Die Statistiken der sich daran beteiligenden rheinischen Krankenkassen für die Jahre 1922—1926 (1926 mit zusammen 322 119 Mitgliedern) geben in der vorliegenden Bearbeitung Aufschluß über die Erkrankungshäufigkeit der verschiedenen Berufsgruppen. Am günstigsten ist von den Industrieberufen das Vervielfältigungsgewerbe gestellt. Darauf folgen die Textilarbeiter (männlich). Auch Handelsgewerbe und Gast- und Schankgewerbe stehen günstig. Die ungünstigsten Gesundheitsverhältnisse zeigen die Metallarbeiter, das Holz- und Schnitzstoffgewerbe und vor allem die Bauarbeiter.
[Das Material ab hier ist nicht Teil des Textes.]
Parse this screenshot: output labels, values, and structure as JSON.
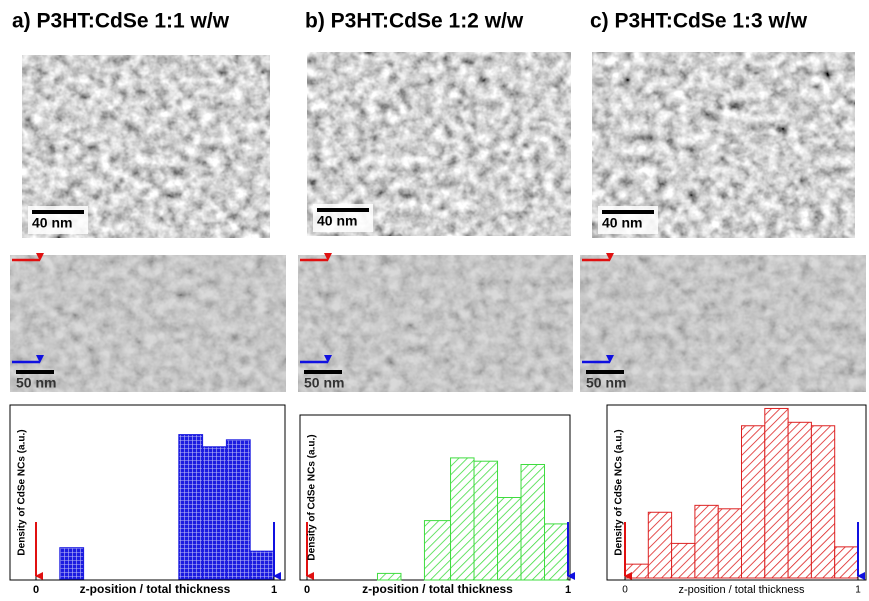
{
  "chart_data": [
    {
      "type": "histogram",
      "title": "a) P3HT:CdSe  1:1 w/w",
      "annotations": [
        "40 nm",
        "50 nm"
      ],
      "xlabel": "z-position / total thickness",
      "ylabel": "Density of CdSe NCs (a.u.)",
      "bins": [
        0,
        0.1,
        0.2,
        0.3,
        0.4,
        0.5,
        0.6,
        0.7,
        0.8,
        0.9,
        1.0
      ],
      "values": [
        0,
        18,
        0,
        0,
        0,
        0,
        83,
        76,
        80,
        16
      ],
      "color": "#1c1ce0",
      "hatch": "grid",
      "xlim": [
        0,
        1
      ],
      "xticks": [
        0,
        1
      ],
      "ylim": [
        0,
        100
      ]
    },
    {
      "type": "histogram",
      "title": "b) P3HT:CdSe  1:2 w/w",
      "annotations": [
        "40 nm",
        "50 nm"
      ],
      "xlabel": "z-position / total thickness",
      "ylabel": "Density of CdSe NCs (a.u.)",
      "bins": [
        0,
        0.09,
        0.18,
        0.27,
        0.36,
        0.45,
        0.55,
        0.64,
        0.73,
        0.82,
        0.91,
        1.0
      ],
      "values": [
        0,
        0,
        0,
        4,
        0,
        36,
        74,
        72,
        50,
        70,
        34
      ],
      "color": "#3fdc3f",
      "hatch": "diagonal",
      "xlim": [
        0,
        1
      ],
      "xticks": [
        0,
        1
      ],
      "ylim": [
        0,
        100
      ]
    },
    {
      "type": "histogram",
      "title": "c) P3HT:CdSe  1:3 w/w",
      "annotations": [
        "40 nm",
        "50 nm"
      ],
      "xlabel": "z-position / total thickness",
      "ylabel": "Density of CdSe NCs (a.u.)",
      "bins": [
        0,
        0.1,
        0.2,
        0.3,
        0.4,
        0.5,
        0.6,
        0.7,
        0.8,
        0.9,
        1.0
      ],
      "values": [
        8,
        38,
        20,
        42,
        40,
        88,
        98,
        90,
        88,
        18
      ],
      "color": "#dd2222",
      "hatch": "diagonal",
      "xlim": [
        0,
        1
      ],
      "xticks": [
        0,
        1
      ],
      "ylim": [
        0,
        100
      ]
    }
  ]
}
Die übrigen Berufe nehmen eine Mittelstellung ein.

Im Vervielfältigungsgewerbe haben relativ starke Beteiligung an der Erkrankungshäufigkeit die Nervenkrankheiten und die Magendarmkrankheiten. Bei den ungünstig gestellten Berufen ist auch die Unfallhäufigkeit besonders hoch.